Preview of the Week Ahead
The Fed is expected to hold rates steady this Wednesday at the final decision of Chair Jerome Powell’s term. The post-meeting press conference will probably focus on Powell’s future and legacy. Will he retire, now that the Justice Department has announced it is dropping the probe into his conduct as Chair? Powell said at the Fed’s March press conference that he has “no intention of leaving the Board until the investigation is well and truly over,” and Senator Thom Tillis blocked the confirmation of Powell’s successor until he is satisfied the probe is resolved. Powell’s term as governor runs on a separate timeline from his term as Chair and extends into early 2028, so he could continue serving as acting Chair until President Trump’s nominee Kevin Warsh is confirmed—or longer if he believes it is necessary to protect the Fed’s independence.
Real GDP likely rose moderately in the first quarter, supported by a big rebound in government spending after last year’s government shutdown ended. AI likely continued to fuel robust growth in fixed investment in computing equipment, software, and research and development in the quarter. Consumer spending growth was likely moderate as larger tax refunds offset the headwind from higher gas prices. The personal income and outlays report for the month of March, also due this week, will likely show headline PCE inflation drifting up toward 4% on higher energy prices, while core PCE inflation holds closer to 3%.
The Week in Review
Early April data suggest the economy is expanding at a solid pace despite anxiety over the Iran war. ADP’s weekly index of job growth accelerated to 55,000 per week in the April 4 release. Reported as a four-week rolling average, that pace is equivalent to a monthly increase of more than 200,000. The last time ADP reported job growth that strong was in mid-2024. Since ADP’s weekly index is relatively new, but it is worth watching given ADP’s standing as a leading source of private data on the U.S. economy. Markets will put more weight on the signal if the established monthly jobs reports from ADP and the Bureau of Labor Statistics (BLS) corroborate it. Other labor market indicators for early April are mostly encouraging: Initial and continued jobless claims held at low levels through mid-month, and job postings on Indeed.com have been roughly steady since the first quarter, a useful leading indicator for the BLS’s less timely job openings report.

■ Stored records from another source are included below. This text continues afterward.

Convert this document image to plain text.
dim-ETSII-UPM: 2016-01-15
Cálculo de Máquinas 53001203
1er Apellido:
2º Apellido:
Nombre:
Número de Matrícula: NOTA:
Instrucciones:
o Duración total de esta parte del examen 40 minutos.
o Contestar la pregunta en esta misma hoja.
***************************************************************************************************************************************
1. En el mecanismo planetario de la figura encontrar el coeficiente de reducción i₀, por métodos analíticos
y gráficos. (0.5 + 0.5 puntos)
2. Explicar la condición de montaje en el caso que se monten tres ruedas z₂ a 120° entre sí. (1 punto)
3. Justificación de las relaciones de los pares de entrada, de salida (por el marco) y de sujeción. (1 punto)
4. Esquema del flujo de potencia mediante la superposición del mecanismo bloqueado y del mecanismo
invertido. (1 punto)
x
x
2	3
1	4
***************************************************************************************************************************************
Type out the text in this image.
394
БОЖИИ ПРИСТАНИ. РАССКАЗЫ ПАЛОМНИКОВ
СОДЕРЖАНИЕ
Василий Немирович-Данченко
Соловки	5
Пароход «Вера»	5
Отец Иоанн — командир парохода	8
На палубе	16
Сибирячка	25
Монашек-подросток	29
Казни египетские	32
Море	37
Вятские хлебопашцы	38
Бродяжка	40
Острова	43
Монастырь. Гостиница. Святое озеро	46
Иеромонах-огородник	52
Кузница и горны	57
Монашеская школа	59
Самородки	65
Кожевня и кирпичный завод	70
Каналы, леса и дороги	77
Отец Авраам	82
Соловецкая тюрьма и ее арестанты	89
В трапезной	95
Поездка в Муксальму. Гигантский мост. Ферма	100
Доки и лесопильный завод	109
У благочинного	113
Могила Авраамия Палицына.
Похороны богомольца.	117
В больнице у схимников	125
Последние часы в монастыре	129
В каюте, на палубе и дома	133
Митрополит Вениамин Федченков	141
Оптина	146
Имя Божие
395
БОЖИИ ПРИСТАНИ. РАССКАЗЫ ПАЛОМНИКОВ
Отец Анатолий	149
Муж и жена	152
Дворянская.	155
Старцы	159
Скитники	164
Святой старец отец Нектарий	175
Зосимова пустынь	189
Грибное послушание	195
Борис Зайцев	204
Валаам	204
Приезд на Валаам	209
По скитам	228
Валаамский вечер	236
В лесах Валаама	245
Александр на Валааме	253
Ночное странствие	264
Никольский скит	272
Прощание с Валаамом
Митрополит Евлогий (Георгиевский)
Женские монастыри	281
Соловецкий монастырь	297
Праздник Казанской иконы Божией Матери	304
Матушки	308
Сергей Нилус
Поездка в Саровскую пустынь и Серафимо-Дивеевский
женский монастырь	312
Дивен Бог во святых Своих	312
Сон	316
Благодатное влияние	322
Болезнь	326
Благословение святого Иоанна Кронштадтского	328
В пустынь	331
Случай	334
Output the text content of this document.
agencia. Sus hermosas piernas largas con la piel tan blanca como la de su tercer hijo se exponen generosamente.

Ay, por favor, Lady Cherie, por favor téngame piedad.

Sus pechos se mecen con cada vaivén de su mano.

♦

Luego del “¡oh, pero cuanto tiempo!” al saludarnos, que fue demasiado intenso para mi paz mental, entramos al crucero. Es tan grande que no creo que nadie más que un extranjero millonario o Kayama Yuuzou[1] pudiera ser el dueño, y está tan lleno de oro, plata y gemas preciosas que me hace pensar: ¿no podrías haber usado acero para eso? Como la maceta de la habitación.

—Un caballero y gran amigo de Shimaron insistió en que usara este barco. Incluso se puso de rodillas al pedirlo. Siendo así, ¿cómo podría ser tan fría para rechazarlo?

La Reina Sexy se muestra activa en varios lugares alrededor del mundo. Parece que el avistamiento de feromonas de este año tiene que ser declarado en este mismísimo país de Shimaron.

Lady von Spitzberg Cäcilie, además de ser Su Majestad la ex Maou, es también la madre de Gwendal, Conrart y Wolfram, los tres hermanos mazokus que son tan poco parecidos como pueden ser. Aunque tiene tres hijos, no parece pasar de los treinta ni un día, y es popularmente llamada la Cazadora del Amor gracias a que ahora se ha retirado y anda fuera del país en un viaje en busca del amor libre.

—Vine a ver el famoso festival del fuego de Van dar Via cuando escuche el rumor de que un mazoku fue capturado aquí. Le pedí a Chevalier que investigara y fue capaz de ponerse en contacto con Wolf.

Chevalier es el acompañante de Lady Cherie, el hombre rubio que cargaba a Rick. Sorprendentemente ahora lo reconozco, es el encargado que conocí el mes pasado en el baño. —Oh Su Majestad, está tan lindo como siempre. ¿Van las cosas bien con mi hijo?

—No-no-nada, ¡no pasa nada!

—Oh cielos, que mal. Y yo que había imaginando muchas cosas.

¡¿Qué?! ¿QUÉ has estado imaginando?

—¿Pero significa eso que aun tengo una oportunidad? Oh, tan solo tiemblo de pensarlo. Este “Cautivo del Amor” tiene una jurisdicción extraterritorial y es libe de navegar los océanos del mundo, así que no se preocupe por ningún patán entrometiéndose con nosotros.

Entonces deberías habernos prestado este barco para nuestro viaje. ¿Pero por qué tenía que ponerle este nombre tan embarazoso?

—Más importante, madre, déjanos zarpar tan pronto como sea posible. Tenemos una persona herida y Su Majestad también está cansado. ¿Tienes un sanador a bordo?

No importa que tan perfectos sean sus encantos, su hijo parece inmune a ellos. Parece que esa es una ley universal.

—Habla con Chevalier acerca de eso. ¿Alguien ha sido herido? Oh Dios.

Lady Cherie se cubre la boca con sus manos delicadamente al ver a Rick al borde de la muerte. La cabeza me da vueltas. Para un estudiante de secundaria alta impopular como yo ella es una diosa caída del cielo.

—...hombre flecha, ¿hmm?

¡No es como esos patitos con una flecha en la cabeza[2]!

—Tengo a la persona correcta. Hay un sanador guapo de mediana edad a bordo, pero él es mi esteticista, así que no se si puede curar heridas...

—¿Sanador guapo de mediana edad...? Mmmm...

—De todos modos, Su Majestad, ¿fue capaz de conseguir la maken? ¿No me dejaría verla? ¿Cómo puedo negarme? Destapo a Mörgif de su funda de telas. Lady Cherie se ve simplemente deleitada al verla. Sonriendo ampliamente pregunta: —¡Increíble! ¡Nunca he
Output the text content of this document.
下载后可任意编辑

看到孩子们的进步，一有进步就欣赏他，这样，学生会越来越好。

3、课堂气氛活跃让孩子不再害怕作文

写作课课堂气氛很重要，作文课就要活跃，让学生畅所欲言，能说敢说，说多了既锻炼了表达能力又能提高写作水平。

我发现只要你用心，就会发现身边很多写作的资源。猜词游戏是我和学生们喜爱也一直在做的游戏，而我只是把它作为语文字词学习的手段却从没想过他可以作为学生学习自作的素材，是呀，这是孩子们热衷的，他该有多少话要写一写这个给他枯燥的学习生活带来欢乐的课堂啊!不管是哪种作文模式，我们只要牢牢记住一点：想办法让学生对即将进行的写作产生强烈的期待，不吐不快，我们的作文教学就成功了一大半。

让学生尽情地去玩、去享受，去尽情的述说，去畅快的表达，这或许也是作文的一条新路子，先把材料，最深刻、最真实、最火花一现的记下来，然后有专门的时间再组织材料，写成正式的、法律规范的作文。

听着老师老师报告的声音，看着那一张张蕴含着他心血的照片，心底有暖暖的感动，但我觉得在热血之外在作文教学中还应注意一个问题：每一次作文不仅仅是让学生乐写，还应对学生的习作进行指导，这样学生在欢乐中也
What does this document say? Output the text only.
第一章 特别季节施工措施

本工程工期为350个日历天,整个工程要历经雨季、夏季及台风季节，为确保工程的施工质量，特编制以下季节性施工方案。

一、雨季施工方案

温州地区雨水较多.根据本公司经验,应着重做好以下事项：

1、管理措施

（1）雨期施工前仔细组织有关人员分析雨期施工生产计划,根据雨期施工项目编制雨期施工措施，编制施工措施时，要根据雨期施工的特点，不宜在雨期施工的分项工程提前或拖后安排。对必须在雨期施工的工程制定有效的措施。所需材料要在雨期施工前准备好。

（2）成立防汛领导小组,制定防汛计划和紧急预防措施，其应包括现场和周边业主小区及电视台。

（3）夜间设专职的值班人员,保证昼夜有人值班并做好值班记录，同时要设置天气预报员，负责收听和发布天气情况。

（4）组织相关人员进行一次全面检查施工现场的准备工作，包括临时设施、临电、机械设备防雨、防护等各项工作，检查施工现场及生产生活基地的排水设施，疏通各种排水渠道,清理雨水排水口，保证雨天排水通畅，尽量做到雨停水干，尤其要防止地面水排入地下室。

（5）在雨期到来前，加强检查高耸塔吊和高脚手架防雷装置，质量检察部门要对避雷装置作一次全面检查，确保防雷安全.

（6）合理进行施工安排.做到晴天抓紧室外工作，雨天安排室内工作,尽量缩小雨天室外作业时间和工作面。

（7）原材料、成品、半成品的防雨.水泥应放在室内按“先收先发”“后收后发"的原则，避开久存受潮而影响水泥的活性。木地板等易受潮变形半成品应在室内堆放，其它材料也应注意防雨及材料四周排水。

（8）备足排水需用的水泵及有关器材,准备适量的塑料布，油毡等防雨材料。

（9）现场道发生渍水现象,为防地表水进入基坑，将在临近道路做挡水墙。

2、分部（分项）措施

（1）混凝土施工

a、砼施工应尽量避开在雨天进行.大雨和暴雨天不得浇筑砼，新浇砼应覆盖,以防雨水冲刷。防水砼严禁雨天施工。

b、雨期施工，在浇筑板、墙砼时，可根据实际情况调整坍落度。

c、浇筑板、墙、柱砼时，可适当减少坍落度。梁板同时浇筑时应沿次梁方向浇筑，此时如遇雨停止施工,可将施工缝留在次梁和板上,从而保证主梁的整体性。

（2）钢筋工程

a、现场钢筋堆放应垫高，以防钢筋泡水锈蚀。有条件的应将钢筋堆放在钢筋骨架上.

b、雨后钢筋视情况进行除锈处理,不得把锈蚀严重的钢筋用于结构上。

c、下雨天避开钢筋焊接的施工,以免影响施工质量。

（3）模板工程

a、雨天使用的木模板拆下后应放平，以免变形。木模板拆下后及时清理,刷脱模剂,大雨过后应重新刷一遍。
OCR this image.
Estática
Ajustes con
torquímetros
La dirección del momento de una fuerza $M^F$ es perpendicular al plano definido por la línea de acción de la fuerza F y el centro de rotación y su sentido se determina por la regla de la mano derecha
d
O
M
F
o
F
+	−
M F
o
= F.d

In survey data, the U.S. purchasing managers indices (PMIs) published by S&P Global strengthened in the preliminary April releases. The manufacturing PMI rose to a four-year high of 54.0, while the services PMI returned to expansion at 51.3 after 49.8 in March. As expected, the surveys reported the largest increases in input costs since 2022 as the war pushed up petroleum prices and transportation costs.
The main exception to early April’s good news was consumer sentiment. The University of Michigan’s Consumer Sentiment Indicator was revised up to 49.8 in the April final release from 47.6 in the preliminary estimate but the month’s print remained an all-time low (Data go back to the late 1970s). The survey is designed to be more sensitive to cost-of-living concerns than other consumer surveys and is capturing consumers’ worries about gas prices and inflation more broadly. By comparison, Morning Consult Index of Consumer Sentiment also fell in April, but held above its lows in 2020 and 2022.